In Gordon v. State, 780 So.2d 17 (Fla.2001), the supreme court advised that its construction of the second exception required a two-step analysis. First, the court must determine whether the crimes constitute separate offenses under Blockburger, as codified in § 775.021(4)(a). If they do, the court must next examine whether the crimes are "degree variants" or aggravated forms of the same core offense. Given those marching orders, we now turn our attention to the crimes of which Austin was convicted.

In our examination of whether aggravated battery with a deadly weapon on a law enforcement officer and resisting arrest with violence meet the Blockburger same elements test, we are benefitted by the supreme court's decisions in State v. Henriquez, 485 So.2d 414 (Fla.1986), and Carpenter. In both cases the high court concluded that the offenses of resisting arrest with violence and battery on a law enforcement officer are separate and distinct offenses, based on their statutory elements, even though they frequently occur in conjunction with each other.[3] The court *901 pointed out that one could obstruct or oppose a law enforcement officer by threatening or offering to do violence to the officer, and still not commit a battery on that officer. Similarly, one could batter an officer by placing an unwanted hand on the officer's arm, or simply by striking the officer without necessarily resisting or obstructing the officer. Compare § 784.07(2)(d) and § 843.01, Fla. Stat. (2001).

Having determined that Blockburger is initially satisfied, we next examine the statutory exceptions, and conclude that only the second exception—whether the offenses are degrees of the same offense— has possible application.[4] A cursory examination of § 784.07(2)(d) (aggravated battery of a law enforcement officer), and § 843.01 (resisting an officer with violence), reflects that the two offenses are not on their face degrees of the same offense.

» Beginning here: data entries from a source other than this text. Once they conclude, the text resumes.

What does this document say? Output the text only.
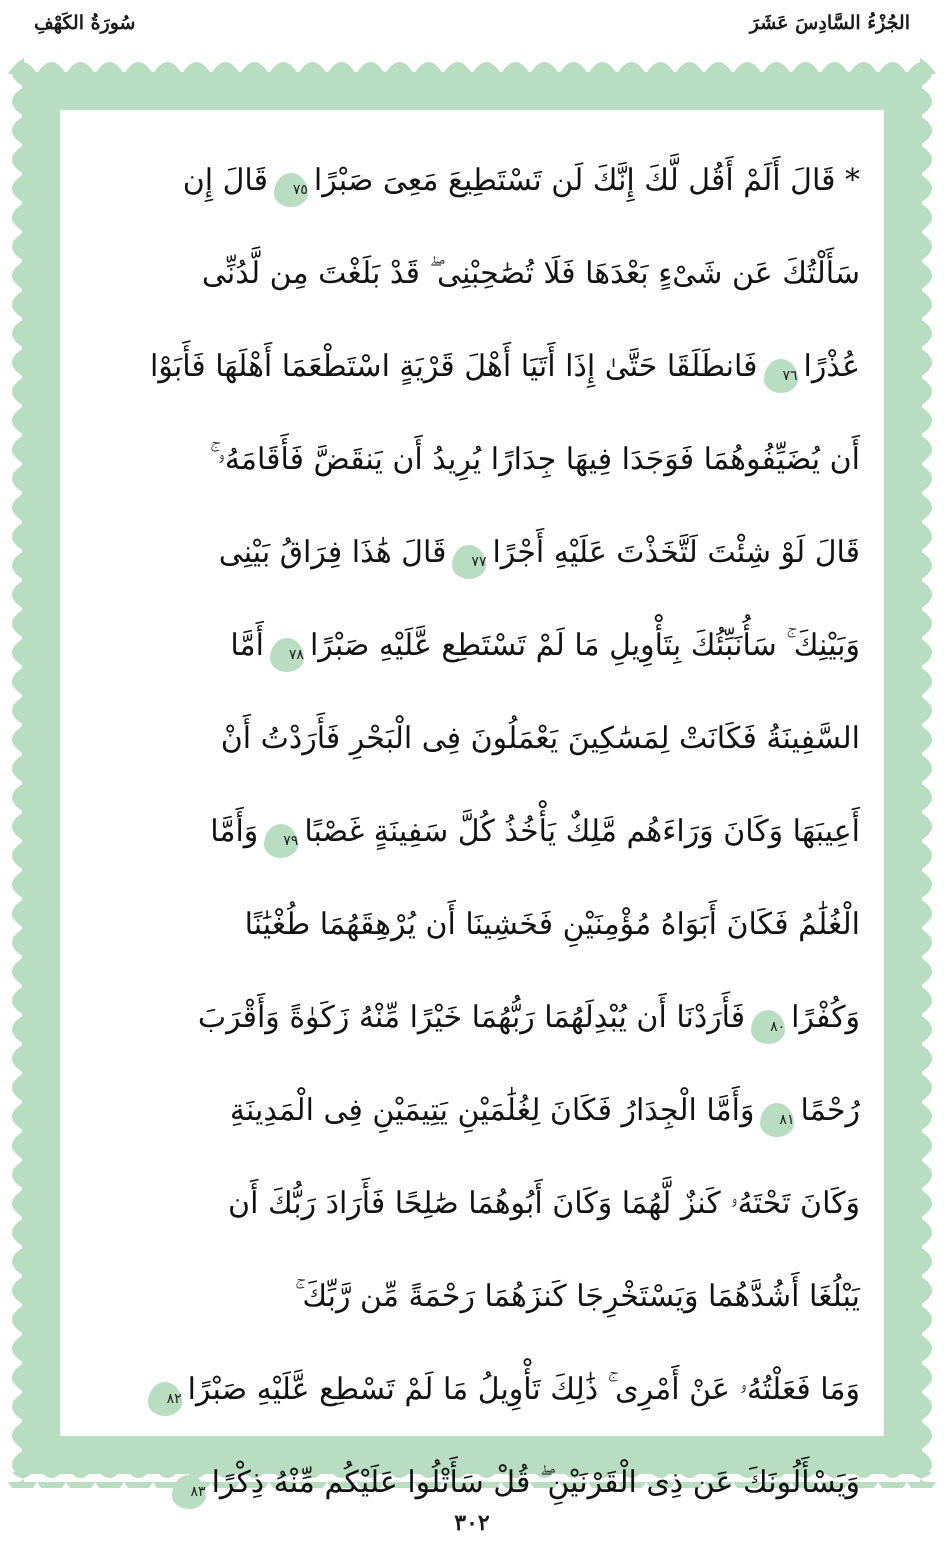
الجُزْءُ السَّادِسَ عَشَرَ
سُورَةُ الكَهْفِ
* قَالَ أَلَمْ أَقُل لَّكَ إِنَّكَ لَن تَسْتَطِيعَ مَعِىَ صَبْرًا٧٥قَالَ إِن
سَأَلْتُكَ عَن شَىْءٍ بَعْدَهَا فَلَا تُصَٰحِبْنِى ۖ قَدْ بَلَغْتَ مِن لَّدُنِّى
عُذْرًا٧٦فَانطَلَقَا حَتَّىٰ إِذَا أَتَيَا أَهْلَ قَرْيَةٍ اسْتَطْعَمَا أَهْلَهَا فَأَبَوْا
أَن يُضَيِّفُوهُمَا فَوَجَدَا فِيهَا جِدَارًا يُرِيدُ أَن يَنقَضَّ فَأَقَامَهُۥ ۚ
قَالَ لَوْ شِئْتَ لَتَّخَذْتَ عَلَيْهِ أَجْرًا٧٧قَالَ هَٰذَا فِرَاقُ بَيْنِى
وَبَيْنِكَ ۚ سَأُنَبِّئُكَ بِتَأْوِيلِ مَا لَمْ تَسْتَطِع عَّلَيْهِ صَبْرًا٧٨أَمَّا
السَّفِينَةُ فَكَانَتْ لِمَسَٰكِينَ يَعْمَلُونَ فِى الْبَحْرِ فَأَرَدْتُ أَنْ
أَعِيبَهَا وَكَانَ وَرَاءَهُم مَّلِكٌ يَأْخُذُ كُلَّ سَفِينَةٍ غَصْبًا٧٩وَأَمَّا
الْغُلَٰمُ فَكَانَ أَبَوَاهُ مُؤْمِنَيْنِ فَخَشِينَا أَن يُرْهِقَهُمَا طُغْيَٰنًا
وَكُفْرًا٨٠فَأَرَدْنَا أَن يُبْدِلَهُمَا رَبُّهُمَا خَيْرًا مِّنْهُ زَكَوٰةً وَأَقْرَبَ
رُحْمًا٨١وَأَمَّا الْجِدَارُ فَكَانَ لِغُلَٰمَيْنِ يَتِيمَيْنِ فِى الْمَدِينَةِ
وَكَانَ تَحْتَهُۥ كَنزٌ لَّهُمَا وَكَانَ أَبُوهُمَا صَٰلِحًا فَأَرَادَ رَبُّكَ أَن
يَبْلُغَا أَشُدَّهُمَا وَيَسْتَخْرِجَا كَنزَهُمَا رَحْمَةً مِّن رَّبِّكَ ۚ
وَمَا فَعَلْتُهُۥ عَنْ أَمْرِى ۚ ذَٰلِكَ تَأْوِيلُ مَا لَمْ تَسْطِع عَّلَيْهِ صَبْرًا٨٢
وَيَسْأَلُونَكَ عَن ذِى الْقَرْنَيْنِ ۖ قُلْ سَأَتْلُوا عَلَيْكُم مِّنْهُ ذِكْرًا٨٣
٣٠٢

We must now examine whether the crimes are "degree variants" or aggravated forms of the same core offense.

Following the format laid out in Gordon, we look to the evil which each statute was intended to prevent. Aggravated battery seeks to prevent the serious injury of another, in this instance, of a law enforcement officer. See Gordon, 780 So.2d at 23. Resisting an officer with violence, on the other hand, aims to avoid the violent obstruction of the lawful execution of a legal duty by authorized officers. See § 843.01, Fla. Stat. (2001). As the two offenses grow out of different core crimes, they cannot be "degree variants" or aggravated forms of the same core offense. Accordingly, the adjudication and punishment for each separate offense was validly imposed and does not violate the double jeopardy provisions of either the state or federal constitutions.

AFFIRMED.

SAWAYA, C.J., and ORFINGER, J., concur.

NOTES

[1] Officer Verret is with the Orlando Police Department and works as a plainclothes detective. Because she was working a side job off duty, however, she was wearing her full police uniform on the day in question.

[2] Article I, section 9, Florida Constitution; U.S. Const., amend. V.

[3] We are aware of Casselman v. State, 761 So.2d 482 (Fla. 5th DCA 2000). In that case, however, there were two distinct episodes of criminal activity, and our comments related to a single episode of battery and resisting arrest were dicta and not central to the decision. In Swilley v. State, 845 So.2d 930 (Fla. 5th DCA 2003), on the other hand, we concluded that convictions for aggravated assault and resisting an officer with violence growing out of a single episode are not barred by double jeopardy.

[4] Battery on a law enforcement officer is not a lesser included offense of resisting arrest with violence. See C.A.T. v. State, 828 So.2d 435 (Fla. 1st DCA 2002).